Psalm 40:1-11 I waited patiently for the LORD; he inclined to me and heard my cry. 2 He drew me up from the desolate pit, out of the miry bog, and set my feet upon a rock, making my steps secure. 3 He put a new song in my mouth, a song of praise to our God. Many will see and fear, and put their trust in the LORD. 4 Happy are those who make the LORD their trust, who do not turn to the proud, to those who go astray after false gods. 5 You have multiplied, O LORD my God, your wondrous deeds and your thoughts toward us; none can compare with you. Were I to proclaim and tell of them, they would be more than can be counted. 6 Sacrifice and offering you do not desire, but you have given me an open ear. Burnt offering and sin offering you have not required. 7 Then I said, "Here I am; in the scroll of the book it is written of me. 8 I delight to do your will, O my God; your law is within my heart." 9 I have told the glad news of deliverance in the great congregation; see, I have not restrained my lips, as you know, O LORD. 10 I have not hidden your saving help within my heart, I have spoken of your faithfulness and your salvation; I have not concealed your steadfast love and your faithfulness from the great congregation. 11 Do not, O LORD, withhold your mercy from me; let your steadfast love and your faithfulness keep me safe forever.

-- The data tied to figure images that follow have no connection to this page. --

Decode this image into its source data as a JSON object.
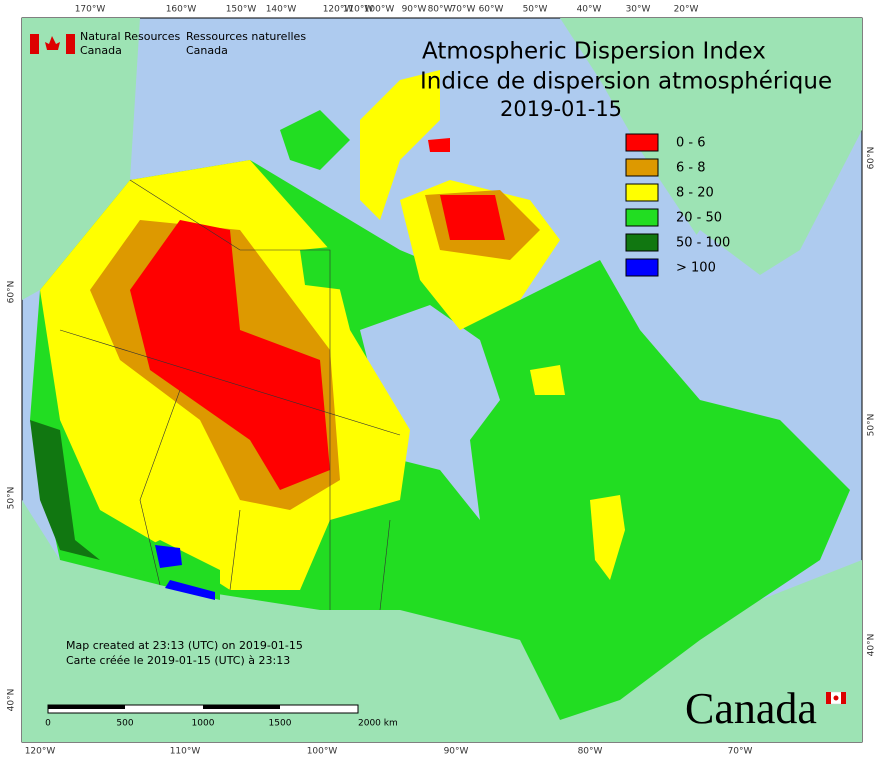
{
  "header": {
    "agency_en": "Natural Resources",
    "country_en": "Canada",
    "agency_fr": "Ressources naturelles",
    "country_fr": "Canada"
  },
  "title": {
    "line1": "Atmospheric Dispersion Index",
    "line2": "Indice de dispersion atmosphérique",
    "date": "2019-01-15"
  },
  "legend": [
    {
      "label": "0 - 6",
      "color": "#ff0000"
    },
    {
      "label": "6 - 8",
      "color": "#dd9900"
    },
    {
      "label": "8 - 20",
      "color": "#ffff00"
    },
    {
      "label": "20 - 50",
      "color": "#22dd22"
    },
    {
      "label": "50 - 100",
      "color": "#117711"
    },
    {
      "label": "> 100",
      "color": "#0000ff"
    }
  ],
  "credits": {
    "line1": "Map created at 23:13 (UTC) on 2019-01-15",
    "line2": "Carte créée le 2019-01-15 (UTC) à 23:13"
  },
  "scale_bar": [
    "0",
    "500",
    "1000",
    "1500",
    "2000  km"
  ],
  "wordmark": "Canada",
  "graticule": {
    "top": [
      "170°W",
      "160°W",
      "150°W",
      "140°W",
      "120°W",
      "110°W",
      "100°W",
      "90°W",
      "80°W",
      "70°W",
      "60°W",
      "50°W",
      "40°W",
      "30°W",
      "20°W"
    ],
    "bottom": [
      "120°W",
      "110°W",
      "100°W",
      "90°W",
      "80°W",
      "70°W"
    ],
    "left": [
      "60°N",
      "50°N",
      "40°N"
    ],
    "right": [
      "60°N",
      "50°N",
      "40°N"
    ]
  }
}
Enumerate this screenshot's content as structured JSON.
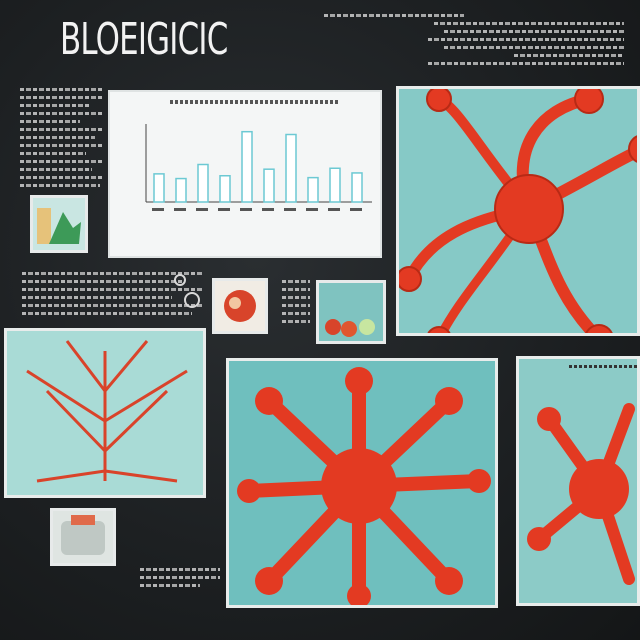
{
  "header": {
    "title": "BLOEIGICIC"
  },
  "colors": {
    "background": "#1e2123",
    "accent": "#e23b22",
    "panel_bg": "#7fc3c0",
    "frame": "#e8eceb",
    "bar": "#6cc9d3"
  },
  "chart_data": {
    "type": "bar",
    "values": [
      3,
      2.5,
      4,
      2.8,
      7.5,
      3.5,
      7.2,
      2.6,
      3.6,
      3.1
    ]
  }
}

Good news.  I waited patiently for the Lord, and He heard me.  He heard me.  Drew me up, dropped a line and I scrambled to safety.  I lay there panting, dripping with the mire that clings, and I started to sing.  To laugh and to sing.  

Can you imagine?  Do you remember such a moment?  You need to.  You need to remember that song.  The song you sang when the mud still clung to you.  When the memory of not being able to breathe was still a terror in your heart.  You need to remember the song you sang with passion and with joy, because you were made new.  The song you sang to everyone you met.  To old friends and new strangers, to neighbors and family members.  You sang it so much and those who knew you wept with joy to see the new you, the rescued you.  

And all you wanted to do was to please your rescuer.  You were the first one at worship when the doors opened and the ushers were still sorting out the bulletins.  You signed up to set up tables at the potluck dinners, you offered to wash dishes at the community meal.  You packed boxes and delivered Christmas gifts.  Remember, you taught Sunday school even though you thought you didn’t know anything.  But you were there.  You held crying babies and tears came to your own eyes as you realized this was you.  This little life afraid of everything and everyone, needing more than you knew how to find; but Someone came and held you in arms stronger than the fear and a love deeper than the pit.  Held you until you stopped crying and started singing.

What happened to that?  To that passion and that joy?  What happened to the song that you sang so long and so loud that even those who loved you thought you were a little bit crazy?  Some will say, well I never really had that passion.  I grew up in the faith and it was just there, you know, not a big life changing thing.  So, all this doesn’t really fit me.  I’ve seen folks like that, heard their stories.  That’s just not me.

Really?  Never fell in a pit?  Ever?  Never had the feeling that the walls were closing in on you?  Never walked through fire and somehow survived; never lost a battle you thought you should have won; never hurt someone who then forgave you even though you didn’t deserve it?  Never felt relief, rescue, grace?  Think again.  Go back to Psalm 40 and keep reading.  The pit is always there.  It comes back, just when we think we are safe and secure.  Just when we say “No thanks God, I’m doing fine on my own.”  It clings, the muck and the mire.  Our pit is always near.  The only thing that keeps it away is to sing the song that was put in your heart.  And to keep singing.  In and out of the pit.